10. The InSAR interferometric network optimization method based on a multi-factor coherence surrogate model according to claim 1, characterized in that: In method S4, the predicted coherence of each interference pair output by the coherence surrogate prediction model is normalized, as shown in the following expression: ,in To interfere with the normalized weights of k, This indicates the predictive coherence of the coherent surrogate prediction model interfering with k. The maximum value of the predictive coherence for all interference pairs; All candidate interference pairs in the candidate interference pair set are sorted in descending order of normalized weights, and then candidate interference pairs are selected in descending order of normalized weights to be added to the optimal interference pair set and an interference pair network is constructed. The method for evaluating the termination of the selection iteration in the interference network is as follows: Construct a diagonal weight matrix based on normalized weights.

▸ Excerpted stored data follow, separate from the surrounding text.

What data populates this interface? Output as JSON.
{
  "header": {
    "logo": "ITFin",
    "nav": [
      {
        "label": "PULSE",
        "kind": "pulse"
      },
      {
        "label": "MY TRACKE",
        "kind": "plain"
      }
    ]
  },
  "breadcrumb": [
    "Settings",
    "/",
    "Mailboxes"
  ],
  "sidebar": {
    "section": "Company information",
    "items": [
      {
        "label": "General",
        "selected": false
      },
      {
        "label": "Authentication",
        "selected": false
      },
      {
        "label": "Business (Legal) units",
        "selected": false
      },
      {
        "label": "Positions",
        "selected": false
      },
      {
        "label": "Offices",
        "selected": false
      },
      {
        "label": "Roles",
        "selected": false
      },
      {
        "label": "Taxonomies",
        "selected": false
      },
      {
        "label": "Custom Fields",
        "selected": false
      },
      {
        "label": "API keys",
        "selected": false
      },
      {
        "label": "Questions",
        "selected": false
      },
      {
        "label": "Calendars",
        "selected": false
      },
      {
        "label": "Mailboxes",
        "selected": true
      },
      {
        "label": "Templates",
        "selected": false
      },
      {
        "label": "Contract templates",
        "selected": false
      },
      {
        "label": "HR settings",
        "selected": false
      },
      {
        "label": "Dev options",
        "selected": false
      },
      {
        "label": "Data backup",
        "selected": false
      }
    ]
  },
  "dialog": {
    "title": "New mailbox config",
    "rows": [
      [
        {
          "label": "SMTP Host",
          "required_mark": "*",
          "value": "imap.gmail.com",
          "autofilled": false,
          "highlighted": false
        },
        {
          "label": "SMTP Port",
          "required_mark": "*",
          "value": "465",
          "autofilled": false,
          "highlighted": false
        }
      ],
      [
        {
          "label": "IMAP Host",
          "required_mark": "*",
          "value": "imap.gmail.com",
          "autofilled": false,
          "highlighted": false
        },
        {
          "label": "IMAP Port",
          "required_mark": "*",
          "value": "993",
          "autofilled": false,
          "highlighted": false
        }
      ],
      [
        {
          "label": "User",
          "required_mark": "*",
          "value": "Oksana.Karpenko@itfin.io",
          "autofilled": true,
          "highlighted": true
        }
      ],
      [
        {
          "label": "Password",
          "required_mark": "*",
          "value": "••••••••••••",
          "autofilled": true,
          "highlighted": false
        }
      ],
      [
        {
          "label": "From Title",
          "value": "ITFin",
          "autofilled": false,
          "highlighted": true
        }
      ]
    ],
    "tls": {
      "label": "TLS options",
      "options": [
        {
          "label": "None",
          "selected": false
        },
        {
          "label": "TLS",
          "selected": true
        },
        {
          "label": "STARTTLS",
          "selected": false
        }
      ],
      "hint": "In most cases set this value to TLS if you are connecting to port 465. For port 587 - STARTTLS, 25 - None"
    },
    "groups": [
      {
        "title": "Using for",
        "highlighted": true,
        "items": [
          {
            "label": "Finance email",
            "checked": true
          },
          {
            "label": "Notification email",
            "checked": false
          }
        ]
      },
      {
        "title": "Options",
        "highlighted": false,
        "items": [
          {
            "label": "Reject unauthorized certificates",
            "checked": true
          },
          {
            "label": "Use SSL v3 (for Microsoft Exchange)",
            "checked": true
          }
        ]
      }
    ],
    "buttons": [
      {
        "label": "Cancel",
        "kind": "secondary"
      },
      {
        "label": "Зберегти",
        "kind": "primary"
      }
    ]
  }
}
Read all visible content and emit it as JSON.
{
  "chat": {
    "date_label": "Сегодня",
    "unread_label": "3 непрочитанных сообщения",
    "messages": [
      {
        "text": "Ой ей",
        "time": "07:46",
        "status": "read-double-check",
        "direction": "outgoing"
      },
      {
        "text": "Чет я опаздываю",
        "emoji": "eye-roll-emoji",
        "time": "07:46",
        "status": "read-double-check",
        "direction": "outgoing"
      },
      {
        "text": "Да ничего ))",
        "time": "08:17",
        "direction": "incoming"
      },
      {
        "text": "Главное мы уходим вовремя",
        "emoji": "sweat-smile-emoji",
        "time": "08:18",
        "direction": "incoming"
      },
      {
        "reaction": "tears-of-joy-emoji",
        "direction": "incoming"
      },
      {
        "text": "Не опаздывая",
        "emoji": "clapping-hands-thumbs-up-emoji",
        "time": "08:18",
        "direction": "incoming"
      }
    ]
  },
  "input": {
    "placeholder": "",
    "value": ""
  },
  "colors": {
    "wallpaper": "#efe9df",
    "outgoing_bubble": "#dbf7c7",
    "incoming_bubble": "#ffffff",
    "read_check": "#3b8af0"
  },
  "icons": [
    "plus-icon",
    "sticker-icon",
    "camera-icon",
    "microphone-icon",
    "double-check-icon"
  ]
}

Construct the redundancy matrix of the interferometric pair network. , , It is the identity matrix. For designing matrices; redundant matrices The diagonal elements serve as the redundancy of the interference pair k. Determine the redundancy number in the interference pair network. average redundancy Set the average redundancy number The redundancy threshold, when the average redundancy of the interference pair network is... The candidate interference pair selection iteration terminates when the redundancy threshold is reached.